Analysis of the site-to-site chromosomal closeness and accessibility across the HOX locus of the butterfly Junonia coenia. The genetic loci are noted at the bottom, and the site-to-site hit rates are noted in the top panels, with blue for low rates of contact, and orange/red for high rates of contact. At top is the forewing, and at bottom is the hindwing, where Ubx is expressed, thus the high open-ness and intra-site contact within its topological domain (TAD). Yet the boundary between Ubx and Anp to its left (dotted lines at bottom) remains very strong in both tissues. In green is a measure of transcription from this DNA, in differential terms hindwing minus forewing, showing the strong repression of Ubx in the forewing, top panel.

The researchers naturally wanted to mutate the boundary element, (Antp-Ubx_BE), which they deduced lay at a set of binding sites (featuring CCCTC) for the protein CTCF, a well-known insulating boundary regulator. Note, interestingly, that in the image above, the last exon (blue) of Ubx (transcription goes right to left) lies across the boundary element, and in the topological domain of the Antp gene. This means that while all the regulatory apparatus of Ubx is located in its own domain, on the right side, it is OK for transcription to leak across- that has no regulatory implications. 

Effects of removing the boundary element between Ubx and Antp. Detailed description is in the text below. 

Removal of this boundary element, using CRISPER technology in portions of the larval tissues, had the expected partial effects on the larval, and later adult, wings of this butterfly. First, note that in panel D insets, the wild type larval forewing shows no expression of Ubx, (green), while the wild type hind wing shows wide-spread expression. This is the core role of the HOX locus and the Ubx gene- locate its expression in the correct body parts to then induce the correct tissues to develop. The larval wing tissue of the mosaic mutant, also in D, shows, in the forewing, extensive patchy expression of Ubx. This is then reflected in the adult (different animals) in the upper panels, in the mangled eyespot of the fully formed wing (center panel, compared to wild-type forewing and hindwing to each side). It is a small effect, but then these are small mutations, done in only a fraction of the larval cells, as well.

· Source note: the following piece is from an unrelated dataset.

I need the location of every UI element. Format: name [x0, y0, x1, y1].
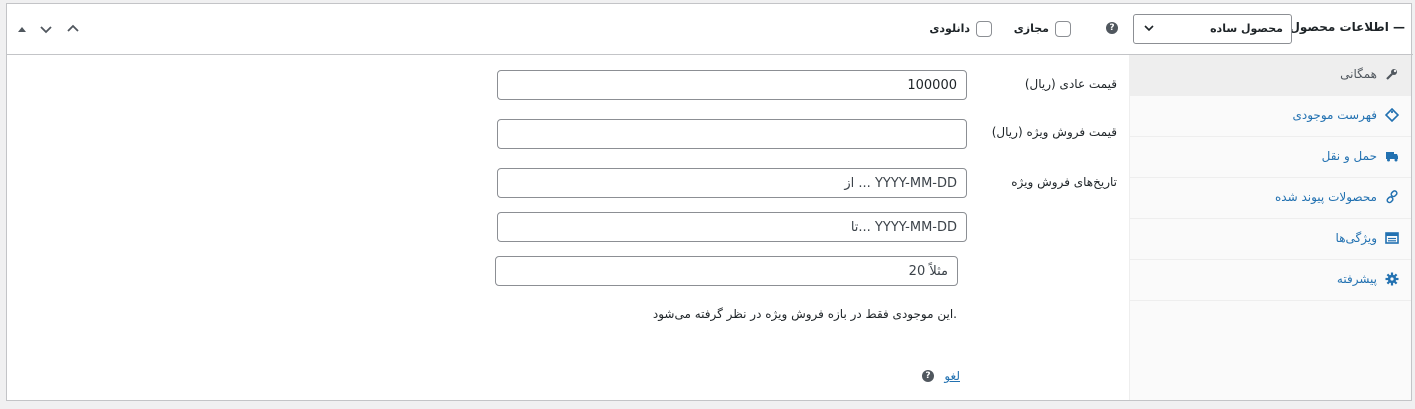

So here we are, getting into the nuts and bolts of how body parts are positioned and encoded. There are large regions around these genes devoted to regulatory affairs, including the management of chromatin repression, the insulation of one region from another, the enhancer and repressor sites that integrate myriad upstream signals (i.e. other DNA binding proteins) to come up with the detailed pattern of expression of these HOX genes. Which in turn control hundreds of other genes to execute the genetic program. This program can hardly be thought of as a blueprint, nor a "design" in anyone's eye, divine or otherwise. It resembles much more a vast pile of computer code that has accreted over time with occasional additions of subroutines, hacks, duplicated bits, and accidental losses, adding up to a method for making a body that is robust in some respects to the slings and arrows of fortune, but naturally not to mutations in its own code.